WeWork is making subtle progress on its road to restructure its massive lease agreements amid Chapter 11 bankruptcy.
According to a recent report published by CoStar, around 24 landlords have now withdrawn motions demanding outstanding rent payments.
The news comes after several landlords previously accused WeWork of using aggressive negotiation tactics, such as withholding $33 million in unpaid rent that was due on January 1, to gain leverage lease discussions. WeWork had argued that landlords could receive payment through alternative methods including letters of credit instead of depleting its cash reserves.
It’s reported that WeWork has now successfully renegotiated leases with over 80 building landlords globally, and the company stated that it has saved over $1.5 billion in future rent payments.
However, WeWork’s lease negotiations in the U.S. remains far more uncertain, with approximately 200 U.S. locations tied to their bankruptcy case yet to be resolved. It’s reported that only around 3% of the company’s U.S. locations have secured new lease agreements. Further complicating matters, U.S. bankruptcy laws require companies to continue honoring lease agreements until they are officially rejected through court. The legal process allows companies 120 days from the bankruptcy filing date, in this case, November 6, 2023, to either assume or reject each lease, according to CoStar.
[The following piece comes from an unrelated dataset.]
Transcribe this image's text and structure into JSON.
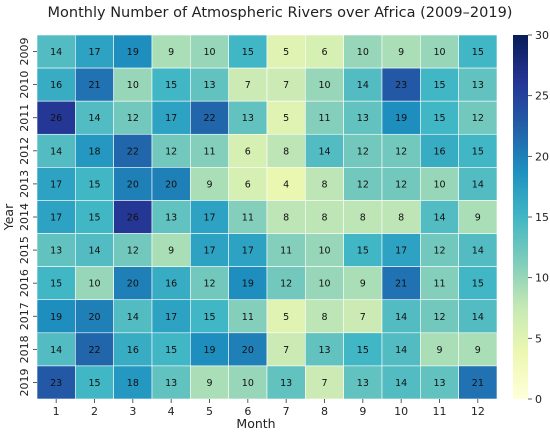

In court filings WeWork is stressing its business restructuring and the renegotiation of lease agreements to alleviate unsustainable rent expenses. However, the filings also reveal that WeWork is actively seeking new financing as it stands at an urgent moment in its bankruptcy proceedings.
There are parties that have publicly expressed interest in a potential bid for the coworking giant, including Rental platform Rentberry, and ousted WeWork CEO Adam Neuman, but WeWork has publicly expressed that it is not interested in a buyout.
WeWork’s next status hearing on its bankruptcy case is scheduled for March 20.